Advances in neuroimaging now allow for the detection of early AD changes in asymptomatic individuals. While both tau and amyloid deposition are key AD biomarkers, tau accumulation may appear earlier and is closely tied to neuronal injury and cognitive impairment.

For the current study, investigators wanted to determine whether vitamin D levels in early midlife are associated with subsequent tau and amyloid deposition in later years among individuals who are dementia free.

The study included 793 participants (mean age, 39.2 years; 53.8% female) from the Framingham Heart Study Generation 3 cohort who were dementia free at the time of imaging.

Serum 25(OH)D levels were measured between 2002 and 2005 in a subset of 435 participants, followed by PET imaging between 2016 and 2019. The average follow-up was 16 years.

Tau imaging data were available for 369 participants, whereas amyloid imaging data were available for 424 participants.

At baseline, the mean vitamin D level was 38 ± 15 ng/mL. Approximately 34% of participants had levels < 30 ng/mL, and only 5% reported vitamin D supplementation.

The investigators used flortaucipir PET to assess tau burden across both global cortical regions and regions particularly vulnerable in early AD, including the entorhinal cortex, parahippocampal gyrus, fusiform gyrus, amygdala, and temporal cortices.

The Pittsburgh compound-B PET was used to measure amyloid burden across multiple cortical regions as a comparative baseline against tau deposition.

The researchers conducted multivariable linear regression analyses to adjust for a range of potential confounders, including age, sex, time from blood draw to imaging, depression, season, smoking status, systolic blood pressure, antihypertensive use, diabetes, cardiovascular disease, and BMI.

Link to Tau but Not Amyloid

Results showed higher midlife vitamin D levels were independently linked to lower tau deposition on PET imaging 16 years later.

In fully adjusted models, higher 25(OH)D levels were associated with lower global tau burden (beta-coefficient, -0.022; 95% CI, -0.040 to -0.004; P = .010).

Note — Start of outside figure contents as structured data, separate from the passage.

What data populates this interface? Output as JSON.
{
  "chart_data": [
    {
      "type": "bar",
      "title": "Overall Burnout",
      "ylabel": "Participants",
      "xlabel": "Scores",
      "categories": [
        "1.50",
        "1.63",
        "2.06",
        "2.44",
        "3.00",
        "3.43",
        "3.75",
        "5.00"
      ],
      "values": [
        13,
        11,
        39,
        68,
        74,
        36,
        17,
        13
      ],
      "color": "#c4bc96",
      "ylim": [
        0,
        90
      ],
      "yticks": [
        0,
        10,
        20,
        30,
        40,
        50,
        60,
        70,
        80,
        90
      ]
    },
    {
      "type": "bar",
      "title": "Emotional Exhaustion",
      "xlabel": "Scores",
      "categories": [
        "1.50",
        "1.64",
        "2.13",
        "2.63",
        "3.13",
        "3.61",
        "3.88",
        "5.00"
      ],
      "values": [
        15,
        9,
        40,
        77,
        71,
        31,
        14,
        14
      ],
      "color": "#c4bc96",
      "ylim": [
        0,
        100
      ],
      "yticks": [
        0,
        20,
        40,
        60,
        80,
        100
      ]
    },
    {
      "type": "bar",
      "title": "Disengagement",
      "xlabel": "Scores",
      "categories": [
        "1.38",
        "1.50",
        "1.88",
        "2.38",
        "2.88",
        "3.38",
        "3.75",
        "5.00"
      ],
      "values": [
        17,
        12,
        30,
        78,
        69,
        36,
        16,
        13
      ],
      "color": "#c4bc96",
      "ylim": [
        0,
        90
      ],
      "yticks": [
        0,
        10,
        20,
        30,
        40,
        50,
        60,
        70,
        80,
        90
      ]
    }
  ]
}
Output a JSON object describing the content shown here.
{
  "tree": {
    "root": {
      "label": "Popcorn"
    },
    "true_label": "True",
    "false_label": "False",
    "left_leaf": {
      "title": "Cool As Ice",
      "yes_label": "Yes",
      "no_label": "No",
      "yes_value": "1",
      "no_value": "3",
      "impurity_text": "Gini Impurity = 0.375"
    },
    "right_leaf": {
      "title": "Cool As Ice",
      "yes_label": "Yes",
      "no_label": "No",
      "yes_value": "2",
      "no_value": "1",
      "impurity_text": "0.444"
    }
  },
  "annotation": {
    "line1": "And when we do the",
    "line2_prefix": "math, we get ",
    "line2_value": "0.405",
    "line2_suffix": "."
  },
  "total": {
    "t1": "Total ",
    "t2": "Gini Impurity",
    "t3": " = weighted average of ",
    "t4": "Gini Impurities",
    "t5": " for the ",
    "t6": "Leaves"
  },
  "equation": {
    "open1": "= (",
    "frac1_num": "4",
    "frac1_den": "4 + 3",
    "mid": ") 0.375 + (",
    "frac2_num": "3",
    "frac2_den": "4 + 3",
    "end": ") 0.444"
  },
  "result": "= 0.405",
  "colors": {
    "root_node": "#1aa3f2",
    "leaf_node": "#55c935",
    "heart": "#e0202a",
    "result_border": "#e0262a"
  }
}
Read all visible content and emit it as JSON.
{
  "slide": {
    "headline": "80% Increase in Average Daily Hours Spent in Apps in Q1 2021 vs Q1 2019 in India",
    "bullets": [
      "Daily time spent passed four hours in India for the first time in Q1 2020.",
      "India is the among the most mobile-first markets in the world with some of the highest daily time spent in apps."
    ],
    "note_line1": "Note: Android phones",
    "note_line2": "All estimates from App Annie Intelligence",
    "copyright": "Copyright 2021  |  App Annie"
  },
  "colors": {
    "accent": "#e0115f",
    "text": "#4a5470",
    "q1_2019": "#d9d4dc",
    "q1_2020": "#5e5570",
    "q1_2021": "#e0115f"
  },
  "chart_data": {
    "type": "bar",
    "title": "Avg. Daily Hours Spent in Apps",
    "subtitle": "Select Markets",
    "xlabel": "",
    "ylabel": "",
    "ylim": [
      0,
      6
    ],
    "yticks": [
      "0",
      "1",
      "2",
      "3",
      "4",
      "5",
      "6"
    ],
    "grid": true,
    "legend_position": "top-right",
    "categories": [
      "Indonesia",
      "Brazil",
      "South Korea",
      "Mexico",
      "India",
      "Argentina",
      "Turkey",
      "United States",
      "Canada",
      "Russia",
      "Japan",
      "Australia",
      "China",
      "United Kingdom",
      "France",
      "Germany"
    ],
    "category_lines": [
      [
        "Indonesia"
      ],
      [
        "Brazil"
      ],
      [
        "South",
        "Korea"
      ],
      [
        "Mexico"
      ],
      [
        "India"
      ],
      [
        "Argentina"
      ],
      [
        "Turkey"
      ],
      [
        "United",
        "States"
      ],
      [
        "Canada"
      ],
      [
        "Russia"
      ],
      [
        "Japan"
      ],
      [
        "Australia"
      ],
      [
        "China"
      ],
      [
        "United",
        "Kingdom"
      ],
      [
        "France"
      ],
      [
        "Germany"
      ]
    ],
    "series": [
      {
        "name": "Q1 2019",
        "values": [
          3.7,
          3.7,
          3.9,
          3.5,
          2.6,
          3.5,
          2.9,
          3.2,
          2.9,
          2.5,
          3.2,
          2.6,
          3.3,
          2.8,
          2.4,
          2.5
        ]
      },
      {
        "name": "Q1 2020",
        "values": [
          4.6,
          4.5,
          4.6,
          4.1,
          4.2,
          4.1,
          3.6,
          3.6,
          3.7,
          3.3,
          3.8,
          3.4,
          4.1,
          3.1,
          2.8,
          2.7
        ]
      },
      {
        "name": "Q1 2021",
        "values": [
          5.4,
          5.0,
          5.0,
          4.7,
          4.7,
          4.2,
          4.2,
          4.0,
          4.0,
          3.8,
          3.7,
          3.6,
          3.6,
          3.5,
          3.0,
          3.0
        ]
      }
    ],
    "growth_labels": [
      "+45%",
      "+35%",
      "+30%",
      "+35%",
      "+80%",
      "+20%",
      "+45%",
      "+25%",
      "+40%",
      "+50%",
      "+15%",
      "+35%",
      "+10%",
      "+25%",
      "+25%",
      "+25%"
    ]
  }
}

A similar association was seen for tau deposition in regions most vulnerable to early AD (beta-coefficient, -0.023; 95% CI, -0.043 to -0.003; P = .016).

These associations remained after adjusting for age, sex, time to imaging, depressive symptoms, season, and cardiometabolic risk factors.

Across sensitivity analyses, the findings were consistent, including models excluding participants taking vitamin D supplements.

Notably, no significant relationship was observed between vitamin D levels and amyloid burden (beta-coefficient, 0.001; 95% CI, -0.024 to 0.024; P = .987).

In analyses that used a clinical cutoff < 30 ng/mL vs ≥ 30 ng/mL, no statistically significant associations with tau burden were found in fully adjusted models. This suggests a gradual dose-dependent relationship between vitamin D rather than a threshold effect.

There were no significant interactions observed by sex or apolipoprotein E epsilon 4 carrier status, which suggests that the association was consistent across key subgroups.

Study limitations included its reliance on a single measurement of vitamin D, potential residual confounding, and a predominantly White cohort, which may limit the generalizability of the findings, the investigators noted.

“Low vitamin D in midlife may represent a potentially modifiable target to mitigate the risk of neuroimaging signs of preclinical dementia,” the investigators wrote.

They cautioned, however, that the findings are observational and warrant further investigation. “Our results do require validation in other cohorts of younger to middle-aged adults with follow-up data on markers of preclinical dementia.”

Taken together, the researchers suggest vitamin D levels may be a potential window for early intervention but highlight the need for randomized clinical trials to determine whether vitamin D supplementation can meaningfully reduce tau accumulation or dementia risk.

The study was funded by the National Institutes of Health, National Institute on Aging, National Institute of Neurological Disorders and Stroke, Irish Research Council, and Health Research Board of Ireland. Disclosure information for study authors is available in the original study publication.